If dead time = long and setpoint deviation = neg. With tel, then exit = long on.

If dead time = medium and setpoint deviation = neg. medium, then exit = long on.

If dead time = short and setpoint deviation = neg. With tel, then exit = very long on.

If dead time = very short and setpoint deviation = neg. medium, then output = continuously on.

It follows that the shorter the dead time, the shorter it is longer the dosage can be chosen because the con change in centering is detected immediately.

If dilution = very fast and setpoint deviation = neg. medium, then output = continuously on.

If dilution = fast and setpoint deviation = neg. medium, then exit = very long on.

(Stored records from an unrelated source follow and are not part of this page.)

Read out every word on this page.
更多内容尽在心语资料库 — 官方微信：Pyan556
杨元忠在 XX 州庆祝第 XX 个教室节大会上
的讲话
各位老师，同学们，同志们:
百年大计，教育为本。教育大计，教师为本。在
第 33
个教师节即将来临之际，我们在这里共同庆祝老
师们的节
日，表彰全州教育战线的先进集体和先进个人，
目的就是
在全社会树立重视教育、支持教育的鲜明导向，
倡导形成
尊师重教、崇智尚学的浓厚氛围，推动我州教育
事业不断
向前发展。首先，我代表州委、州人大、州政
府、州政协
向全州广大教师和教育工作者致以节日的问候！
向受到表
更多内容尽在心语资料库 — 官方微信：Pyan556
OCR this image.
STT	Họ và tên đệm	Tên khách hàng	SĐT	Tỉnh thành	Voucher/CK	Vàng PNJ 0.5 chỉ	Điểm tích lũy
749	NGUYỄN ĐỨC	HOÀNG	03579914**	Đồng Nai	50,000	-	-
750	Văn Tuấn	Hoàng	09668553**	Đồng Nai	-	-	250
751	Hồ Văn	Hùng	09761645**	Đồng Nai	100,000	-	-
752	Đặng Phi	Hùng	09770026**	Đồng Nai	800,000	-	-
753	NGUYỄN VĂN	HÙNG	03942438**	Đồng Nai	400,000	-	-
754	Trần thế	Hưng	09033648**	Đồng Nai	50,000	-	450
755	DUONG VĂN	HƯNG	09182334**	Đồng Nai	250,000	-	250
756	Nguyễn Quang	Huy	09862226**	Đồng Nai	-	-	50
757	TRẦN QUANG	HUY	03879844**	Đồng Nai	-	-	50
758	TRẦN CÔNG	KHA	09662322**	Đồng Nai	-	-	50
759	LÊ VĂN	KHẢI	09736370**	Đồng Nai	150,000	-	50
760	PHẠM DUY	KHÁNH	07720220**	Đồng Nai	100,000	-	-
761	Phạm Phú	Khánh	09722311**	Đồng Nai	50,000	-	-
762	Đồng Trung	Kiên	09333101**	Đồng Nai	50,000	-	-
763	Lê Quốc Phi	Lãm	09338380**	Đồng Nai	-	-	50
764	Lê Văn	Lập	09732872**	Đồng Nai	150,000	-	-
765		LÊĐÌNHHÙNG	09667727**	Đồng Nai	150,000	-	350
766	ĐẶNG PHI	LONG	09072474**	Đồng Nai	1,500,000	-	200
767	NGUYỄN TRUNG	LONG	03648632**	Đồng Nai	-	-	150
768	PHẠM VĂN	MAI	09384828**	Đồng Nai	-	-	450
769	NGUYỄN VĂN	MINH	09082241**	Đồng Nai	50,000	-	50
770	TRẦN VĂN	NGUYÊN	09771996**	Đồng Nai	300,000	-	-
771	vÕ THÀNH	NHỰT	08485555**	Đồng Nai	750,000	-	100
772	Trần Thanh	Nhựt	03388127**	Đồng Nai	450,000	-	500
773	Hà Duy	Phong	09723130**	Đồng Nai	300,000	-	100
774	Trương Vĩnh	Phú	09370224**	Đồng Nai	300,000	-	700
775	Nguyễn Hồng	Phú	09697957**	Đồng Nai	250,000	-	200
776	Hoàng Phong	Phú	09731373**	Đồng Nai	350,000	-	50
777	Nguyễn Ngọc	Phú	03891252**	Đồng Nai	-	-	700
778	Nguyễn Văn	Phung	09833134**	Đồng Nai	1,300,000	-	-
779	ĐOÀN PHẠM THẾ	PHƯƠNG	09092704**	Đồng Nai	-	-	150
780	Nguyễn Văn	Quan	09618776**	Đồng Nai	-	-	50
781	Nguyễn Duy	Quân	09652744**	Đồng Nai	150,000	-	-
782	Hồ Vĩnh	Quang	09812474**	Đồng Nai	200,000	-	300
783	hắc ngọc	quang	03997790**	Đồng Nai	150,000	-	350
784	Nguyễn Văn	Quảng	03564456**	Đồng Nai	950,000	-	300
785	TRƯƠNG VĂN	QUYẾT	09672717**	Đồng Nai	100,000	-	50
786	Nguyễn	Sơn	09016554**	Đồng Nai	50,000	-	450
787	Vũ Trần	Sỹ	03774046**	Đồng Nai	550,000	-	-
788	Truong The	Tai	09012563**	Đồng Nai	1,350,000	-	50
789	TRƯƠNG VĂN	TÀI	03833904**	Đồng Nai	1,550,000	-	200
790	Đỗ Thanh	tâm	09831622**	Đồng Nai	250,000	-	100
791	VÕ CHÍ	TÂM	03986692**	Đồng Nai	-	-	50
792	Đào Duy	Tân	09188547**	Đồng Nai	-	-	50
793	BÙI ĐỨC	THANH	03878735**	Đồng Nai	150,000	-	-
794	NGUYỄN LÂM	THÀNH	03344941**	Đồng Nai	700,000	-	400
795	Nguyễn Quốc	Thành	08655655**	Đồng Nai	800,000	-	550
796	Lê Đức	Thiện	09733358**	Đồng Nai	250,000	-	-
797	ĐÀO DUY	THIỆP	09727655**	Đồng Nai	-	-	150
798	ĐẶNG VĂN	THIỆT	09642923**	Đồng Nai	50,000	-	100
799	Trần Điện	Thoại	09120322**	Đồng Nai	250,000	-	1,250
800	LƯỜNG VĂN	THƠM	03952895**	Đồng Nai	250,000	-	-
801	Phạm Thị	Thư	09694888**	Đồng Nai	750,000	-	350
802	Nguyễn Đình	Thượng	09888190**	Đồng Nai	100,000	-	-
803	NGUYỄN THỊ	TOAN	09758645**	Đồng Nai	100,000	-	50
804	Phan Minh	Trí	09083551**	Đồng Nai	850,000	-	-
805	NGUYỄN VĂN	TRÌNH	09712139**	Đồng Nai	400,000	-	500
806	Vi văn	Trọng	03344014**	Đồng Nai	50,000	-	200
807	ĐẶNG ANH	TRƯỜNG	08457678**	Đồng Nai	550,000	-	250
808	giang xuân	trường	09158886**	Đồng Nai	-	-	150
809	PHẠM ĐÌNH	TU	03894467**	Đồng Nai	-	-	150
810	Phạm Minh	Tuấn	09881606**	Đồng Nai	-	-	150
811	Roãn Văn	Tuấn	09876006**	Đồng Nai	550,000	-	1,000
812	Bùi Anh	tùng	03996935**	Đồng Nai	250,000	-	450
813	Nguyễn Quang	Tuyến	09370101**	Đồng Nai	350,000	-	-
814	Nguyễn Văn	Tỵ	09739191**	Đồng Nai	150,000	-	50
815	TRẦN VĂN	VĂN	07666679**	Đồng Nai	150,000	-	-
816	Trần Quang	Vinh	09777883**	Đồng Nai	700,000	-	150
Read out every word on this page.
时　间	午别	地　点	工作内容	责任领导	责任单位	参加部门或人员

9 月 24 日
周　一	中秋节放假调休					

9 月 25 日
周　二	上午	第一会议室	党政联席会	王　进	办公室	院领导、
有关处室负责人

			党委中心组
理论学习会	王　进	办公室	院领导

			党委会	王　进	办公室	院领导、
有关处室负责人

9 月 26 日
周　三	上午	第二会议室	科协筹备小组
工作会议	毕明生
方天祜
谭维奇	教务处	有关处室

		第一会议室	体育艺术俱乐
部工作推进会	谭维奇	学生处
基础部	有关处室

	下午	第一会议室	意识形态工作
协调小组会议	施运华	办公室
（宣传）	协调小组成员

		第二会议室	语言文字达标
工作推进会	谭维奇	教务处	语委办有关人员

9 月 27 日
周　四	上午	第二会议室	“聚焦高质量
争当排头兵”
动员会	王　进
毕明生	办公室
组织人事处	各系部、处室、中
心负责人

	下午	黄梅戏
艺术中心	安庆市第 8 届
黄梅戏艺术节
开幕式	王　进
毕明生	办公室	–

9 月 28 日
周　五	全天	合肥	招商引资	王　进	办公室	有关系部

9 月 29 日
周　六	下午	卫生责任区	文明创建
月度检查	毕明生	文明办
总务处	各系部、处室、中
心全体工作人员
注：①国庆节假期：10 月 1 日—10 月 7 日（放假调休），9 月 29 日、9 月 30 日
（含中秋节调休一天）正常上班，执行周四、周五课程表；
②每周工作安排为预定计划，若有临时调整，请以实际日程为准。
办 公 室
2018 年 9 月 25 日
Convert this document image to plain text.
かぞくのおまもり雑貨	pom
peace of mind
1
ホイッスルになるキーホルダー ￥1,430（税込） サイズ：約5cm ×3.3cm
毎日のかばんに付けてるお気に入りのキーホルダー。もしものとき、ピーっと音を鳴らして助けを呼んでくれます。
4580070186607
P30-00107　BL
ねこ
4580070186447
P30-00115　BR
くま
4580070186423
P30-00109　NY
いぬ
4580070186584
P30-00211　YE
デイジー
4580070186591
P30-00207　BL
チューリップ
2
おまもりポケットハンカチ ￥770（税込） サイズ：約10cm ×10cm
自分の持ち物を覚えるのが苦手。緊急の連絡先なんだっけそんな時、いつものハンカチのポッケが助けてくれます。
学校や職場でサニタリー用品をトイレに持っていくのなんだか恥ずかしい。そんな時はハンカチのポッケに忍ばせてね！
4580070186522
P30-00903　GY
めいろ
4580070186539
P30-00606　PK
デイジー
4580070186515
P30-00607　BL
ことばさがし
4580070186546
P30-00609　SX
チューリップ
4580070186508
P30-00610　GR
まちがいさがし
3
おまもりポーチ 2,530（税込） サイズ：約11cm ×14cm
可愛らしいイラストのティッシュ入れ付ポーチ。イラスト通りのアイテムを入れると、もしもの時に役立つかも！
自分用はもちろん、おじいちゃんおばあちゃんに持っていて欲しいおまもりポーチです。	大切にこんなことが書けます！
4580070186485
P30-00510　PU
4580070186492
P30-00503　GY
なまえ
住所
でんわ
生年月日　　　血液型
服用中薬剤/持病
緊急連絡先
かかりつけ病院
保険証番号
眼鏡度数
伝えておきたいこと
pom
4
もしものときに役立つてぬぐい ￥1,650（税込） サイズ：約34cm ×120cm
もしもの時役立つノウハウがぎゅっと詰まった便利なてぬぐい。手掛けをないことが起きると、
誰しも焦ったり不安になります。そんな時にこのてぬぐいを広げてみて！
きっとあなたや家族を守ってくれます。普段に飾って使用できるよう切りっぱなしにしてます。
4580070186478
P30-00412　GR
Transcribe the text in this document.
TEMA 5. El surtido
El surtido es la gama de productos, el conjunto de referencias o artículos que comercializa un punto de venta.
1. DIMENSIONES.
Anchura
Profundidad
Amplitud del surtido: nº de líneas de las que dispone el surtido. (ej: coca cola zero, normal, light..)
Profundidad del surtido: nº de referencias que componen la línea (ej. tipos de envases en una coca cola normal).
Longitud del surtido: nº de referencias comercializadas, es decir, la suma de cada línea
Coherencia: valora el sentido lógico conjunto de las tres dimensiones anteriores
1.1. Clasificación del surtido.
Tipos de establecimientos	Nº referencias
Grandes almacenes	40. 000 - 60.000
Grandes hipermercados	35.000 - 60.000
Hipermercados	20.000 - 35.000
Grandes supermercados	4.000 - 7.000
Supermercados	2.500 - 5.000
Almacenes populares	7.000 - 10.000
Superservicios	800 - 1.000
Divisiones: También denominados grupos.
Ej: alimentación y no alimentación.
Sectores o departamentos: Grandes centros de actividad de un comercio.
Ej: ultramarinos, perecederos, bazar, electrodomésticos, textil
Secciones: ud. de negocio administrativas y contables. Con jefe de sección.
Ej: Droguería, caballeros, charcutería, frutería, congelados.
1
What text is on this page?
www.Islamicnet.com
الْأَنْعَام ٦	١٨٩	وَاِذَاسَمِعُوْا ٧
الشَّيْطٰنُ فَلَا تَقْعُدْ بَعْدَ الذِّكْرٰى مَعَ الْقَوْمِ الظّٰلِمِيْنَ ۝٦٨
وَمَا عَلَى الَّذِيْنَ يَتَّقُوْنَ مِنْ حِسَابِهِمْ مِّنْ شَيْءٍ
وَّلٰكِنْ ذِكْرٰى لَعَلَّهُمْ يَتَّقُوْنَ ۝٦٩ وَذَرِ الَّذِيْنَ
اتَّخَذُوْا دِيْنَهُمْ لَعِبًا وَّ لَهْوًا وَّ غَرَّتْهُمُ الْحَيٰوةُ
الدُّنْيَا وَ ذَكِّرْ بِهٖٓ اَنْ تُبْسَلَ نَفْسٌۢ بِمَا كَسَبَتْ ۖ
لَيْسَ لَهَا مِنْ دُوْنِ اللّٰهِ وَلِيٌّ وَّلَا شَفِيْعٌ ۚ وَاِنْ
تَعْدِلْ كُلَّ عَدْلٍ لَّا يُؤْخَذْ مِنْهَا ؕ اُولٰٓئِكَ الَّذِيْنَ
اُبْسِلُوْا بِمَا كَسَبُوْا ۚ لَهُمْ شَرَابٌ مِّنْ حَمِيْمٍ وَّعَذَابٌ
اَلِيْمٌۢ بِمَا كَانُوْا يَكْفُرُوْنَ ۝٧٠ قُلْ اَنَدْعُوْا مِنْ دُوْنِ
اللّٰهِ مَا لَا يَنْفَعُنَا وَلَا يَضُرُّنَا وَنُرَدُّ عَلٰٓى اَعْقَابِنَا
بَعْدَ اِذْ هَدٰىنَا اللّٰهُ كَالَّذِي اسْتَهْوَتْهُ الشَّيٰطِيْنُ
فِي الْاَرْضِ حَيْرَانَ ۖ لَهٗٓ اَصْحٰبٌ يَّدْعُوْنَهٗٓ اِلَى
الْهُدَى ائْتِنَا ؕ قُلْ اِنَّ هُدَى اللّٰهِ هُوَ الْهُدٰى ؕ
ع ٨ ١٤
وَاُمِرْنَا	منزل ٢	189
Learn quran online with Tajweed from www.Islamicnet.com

If dilution = medium and setpoint deviation = neg. medium, then exit = long on.

If dilution = slow and setpoint deviation = neg. medium, then output = medium on.

If dilution = very slow and setpoint deviation = neg. medium, then output = briefly on.

From the above rule it follows that the dilution speed the duration of the dosage with the same Control deviation influenced. I. E. the higher the dilution speed, the more must be dosed.

By linking all the specified fuzzy variables that are specified in rules 1 to 5 , a very high level of control accuracy can be achieved.

If it is determined during an operating phase that the setpoint deviation Δx over a specified min time exceeds a limit value, it is assumed that the influence previously determined in the learning phase sizes are no longer correct and there will be a new learning phase is carried out in which a new answer to a Dosing pulse I is determined.

In Fig. 2 it was assumed that the initial value x _{A is} equal to or approximately zero. This is not the case when a certain concentration of detergent is already present in the cleaning tank. Depending on the initial concentration, a different evaluation of the influencing variable measured value change and / or compensation speed may be required, which can be done by multiplying with a corresponding factor.

In the embodiment of Fig. 4, the metering device 22 a includes a pump 30 , the liquid Rei niger from a liquid container 31 in the metering line 23 pumps. In this case, the controller 29 controls the pump 30 by either switching it on or off.

Claims (5)

1. Dosing method for supplying a detergent to a dishwasher, which has: at least one cleaning tank ( 12 ), a conductivity measuring transducer ( 28 ) arranged in the cleaning tank, a spray device ( 19 ) with return of the sprayed water to the cleaning tank ( 12 ) and a metering device ( 22 ) which feeds the cleaner into the cleaning tank ( 12),
in which
In a learning phase, detergent is continuously metered into the cleaning tank (12 ) over a predetermined period of time and the resulting response of the conductivity over time is determined,
characteristic influencing variables (T _t , MV) of the controlled system can be obtained from the response,
a setpoint value (x _s ) of the conductivity is set for a subsequent operating phase and
In the operating phase, the setpoint deviation of the measured conductivity is determined and the metering takes place with a fuzzy control depending on the setpoint deviation (Δx) on the basis of the determined influencing variables as a fuzzy variable. 2. Dosing method according to claim 1, characterized in that the A obtained from the response A flow variables of the controlled system at least the dead time (T _t ), the change in concentration (KD) between the initial value (A) and the last maximum (D) of the answer and the Compensation speed (MV) and / or the change in the measured value between the maximum and minimum of the conductivity. 3. Dosing method according to claim 1 or 2, characterized marked that the obtained from the answer Influencing variables of the controlled system caused by water flow caused dilution rate after the last maximum (D). 4. Dosing method according to one of claims 1 to 3, characterized in that a new learning phase is carried out when the setpoint decreases deviation over a specified minimum time Exceeds limit. 5. Dosing method according to one of claims 1 to 4, characterized in that at the beginning of the learning phase the measured value (x) of the conductivity measured and, depending on this, the influencing variables measurement change in value and / or the compensation speed and / or the change in concentration is assessed will be.